Watching anime should never be physically painful, but that's what I felt as this series slowly killed itself. It's the pain you feel a promising show wastes all the good things it had going for it and falls into mediocrity. Akasaka occasionally strikes silver (no gold in this show, sorry) with a few lines of interesting dialogue and good animation, but after every good or decent episode or plot development the series feels as if it has some obligation to make up for it by spewing crap at our face. It's like you're at an amusement park and every time you have some fun, a burly security guard has to give you a swift punch in the gut. The ending begins suddenly in the last 3 episodes and was likewise promising. Too bad the conclusion of the series was so predictable that I might as well have drawn the storyboards myself and the things that you didn't predict either have no relevance to the plot or are so cheesy and/or wrong you're better off not predicting it.

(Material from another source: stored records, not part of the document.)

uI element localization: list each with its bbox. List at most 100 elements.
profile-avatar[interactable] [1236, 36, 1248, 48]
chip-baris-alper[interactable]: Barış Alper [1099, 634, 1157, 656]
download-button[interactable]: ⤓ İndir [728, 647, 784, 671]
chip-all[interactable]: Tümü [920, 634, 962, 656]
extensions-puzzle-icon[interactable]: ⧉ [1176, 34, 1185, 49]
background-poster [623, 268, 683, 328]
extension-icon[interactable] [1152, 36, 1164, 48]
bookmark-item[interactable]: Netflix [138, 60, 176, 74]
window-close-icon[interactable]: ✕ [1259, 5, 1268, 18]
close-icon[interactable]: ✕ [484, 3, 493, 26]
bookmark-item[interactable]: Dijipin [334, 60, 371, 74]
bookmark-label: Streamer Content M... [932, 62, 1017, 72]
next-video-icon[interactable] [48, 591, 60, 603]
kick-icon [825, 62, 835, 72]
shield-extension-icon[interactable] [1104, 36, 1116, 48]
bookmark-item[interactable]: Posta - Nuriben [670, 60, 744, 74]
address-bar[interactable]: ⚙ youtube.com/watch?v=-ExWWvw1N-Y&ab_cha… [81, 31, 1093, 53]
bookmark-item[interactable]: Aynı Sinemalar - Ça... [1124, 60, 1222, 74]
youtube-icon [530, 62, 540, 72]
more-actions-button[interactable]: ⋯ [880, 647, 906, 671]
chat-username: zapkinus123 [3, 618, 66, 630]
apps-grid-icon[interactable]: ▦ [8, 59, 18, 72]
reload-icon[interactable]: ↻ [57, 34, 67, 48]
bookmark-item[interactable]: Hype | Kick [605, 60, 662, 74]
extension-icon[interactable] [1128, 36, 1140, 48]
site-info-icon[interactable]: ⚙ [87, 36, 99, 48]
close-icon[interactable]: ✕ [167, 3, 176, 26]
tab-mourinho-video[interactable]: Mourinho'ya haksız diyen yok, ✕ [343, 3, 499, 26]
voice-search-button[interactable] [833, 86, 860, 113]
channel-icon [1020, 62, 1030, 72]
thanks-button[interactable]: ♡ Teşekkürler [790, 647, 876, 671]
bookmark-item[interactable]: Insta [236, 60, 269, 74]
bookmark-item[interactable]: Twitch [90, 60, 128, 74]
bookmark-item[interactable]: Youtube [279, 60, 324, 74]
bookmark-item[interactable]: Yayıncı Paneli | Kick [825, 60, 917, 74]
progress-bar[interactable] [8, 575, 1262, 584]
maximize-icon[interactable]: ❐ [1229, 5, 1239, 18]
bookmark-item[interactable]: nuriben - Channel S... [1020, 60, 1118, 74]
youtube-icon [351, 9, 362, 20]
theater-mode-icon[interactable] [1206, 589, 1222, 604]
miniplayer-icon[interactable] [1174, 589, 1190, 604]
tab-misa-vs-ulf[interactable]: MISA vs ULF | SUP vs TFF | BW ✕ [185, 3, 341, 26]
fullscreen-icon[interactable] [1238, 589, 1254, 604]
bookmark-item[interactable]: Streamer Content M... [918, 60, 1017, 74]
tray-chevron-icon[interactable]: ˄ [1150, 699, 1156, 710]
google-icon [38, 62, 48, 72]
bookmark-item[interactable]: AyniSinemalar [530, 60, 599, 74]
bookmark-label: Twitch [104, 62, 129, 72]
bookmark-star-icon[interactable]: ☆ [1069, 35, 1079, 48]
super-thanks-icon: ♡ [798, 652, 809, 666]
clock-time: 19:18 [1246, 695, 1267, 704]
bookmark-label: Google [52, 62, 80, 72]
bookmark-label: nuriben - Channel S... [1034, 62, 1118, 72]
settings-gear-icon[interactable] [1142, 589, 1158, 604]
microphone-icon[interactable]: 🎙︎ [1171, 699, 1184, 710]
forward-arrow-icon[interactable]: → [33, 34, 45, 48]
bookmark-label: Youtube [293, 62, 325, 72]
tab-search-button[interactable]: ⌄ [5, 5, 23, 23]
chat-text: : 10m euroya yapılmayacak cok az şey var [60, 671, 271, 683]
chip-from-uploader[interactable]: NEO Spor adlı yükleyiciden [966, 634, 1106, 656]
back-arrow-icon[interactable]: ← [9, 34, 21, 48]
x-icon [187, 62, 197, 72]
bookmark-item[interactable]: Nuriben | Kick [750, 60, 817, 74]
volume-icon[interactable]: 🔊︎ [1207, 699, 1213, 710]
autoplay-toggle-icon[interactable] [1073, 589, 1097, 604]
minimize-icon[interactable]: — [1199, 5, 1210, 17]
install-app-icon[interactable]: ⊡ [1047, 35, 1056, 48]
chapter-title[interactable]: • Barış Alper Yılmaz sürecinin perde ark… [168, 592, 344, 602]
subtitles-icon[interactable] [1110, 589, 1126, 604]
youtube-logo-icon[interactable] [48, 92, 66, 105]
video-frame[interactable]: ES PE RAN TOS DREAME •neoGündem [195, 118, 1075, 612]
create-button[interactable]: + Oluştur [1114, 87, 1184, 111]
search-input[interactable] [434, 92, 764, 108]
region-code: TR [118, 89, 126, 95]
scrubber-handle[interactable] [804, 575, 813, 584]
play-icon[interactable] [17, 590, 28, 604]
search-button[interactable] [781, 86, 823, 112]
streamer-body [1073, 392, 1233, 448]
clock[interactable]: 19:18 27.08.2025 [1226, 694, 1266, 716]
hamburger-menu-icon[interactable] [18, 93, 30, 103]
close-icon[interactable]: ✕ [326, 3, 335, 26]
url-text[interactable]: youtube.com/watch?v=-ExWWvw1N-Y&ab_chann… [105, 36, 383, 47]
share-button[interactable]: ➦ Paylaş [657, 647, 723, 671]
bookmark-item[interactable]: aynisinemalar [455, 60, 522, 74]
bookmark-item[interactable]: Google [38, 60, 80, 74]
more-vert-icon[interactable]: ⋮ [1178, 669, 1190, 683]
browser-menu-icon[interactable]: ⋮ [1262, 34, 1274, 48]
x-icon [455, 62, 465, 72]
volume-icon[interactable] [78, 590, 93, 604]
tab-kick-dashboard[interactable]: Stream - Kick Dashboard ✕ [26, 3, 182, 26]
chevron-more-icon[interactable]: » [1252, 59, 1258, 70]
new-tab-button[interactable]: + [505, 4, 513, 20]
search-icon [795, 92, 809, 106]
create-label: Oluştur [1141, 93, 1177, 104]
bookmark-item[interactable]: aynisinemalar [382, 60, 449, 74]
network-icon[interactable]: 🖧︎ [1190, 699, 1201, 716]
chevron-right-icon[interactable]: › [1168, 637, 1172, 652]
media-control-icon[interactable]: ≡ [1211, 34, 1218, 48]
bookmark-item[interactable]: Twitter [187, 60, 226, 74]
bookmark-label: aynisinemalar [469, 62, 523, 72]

I'm a little harsh on this series because it really is a shame. Akasaka goes to show you how bad writing can absolutely destroy a series with everything else going for it. The art is good, the characters and landscapes are well drawn and fun to look at. Akasaka has a voice acting cast that would remind you of the New York Yankees, with the resulting mediocrity to match. When we have Kugimiya Rie (Shana, Louise, Taiga), Inoue Marina (Chiri from Zetsubou Sensei, Yoko from TTGL), Aya Hirano (Haruhi, Konata, Misa from Death Note) and Tanaka Rie (Chi from Chobits, Sugintou) in the same anime, we're going to be excited. I had my eye on this series ever since voice actors were announced and some art was available.

In the end, the voice acting was pretty good but by itself it cannot save a series. The music (besides the terrible OP) is good. It better be good when you have five voice actors with best selling seiyuu albums on your staff. Should there be an OVA about the supporting characters I would most likely flock to it with expectations held high. I've heard that the game this is based off was really cool. Too bad I can't say the same for the anime adaptation.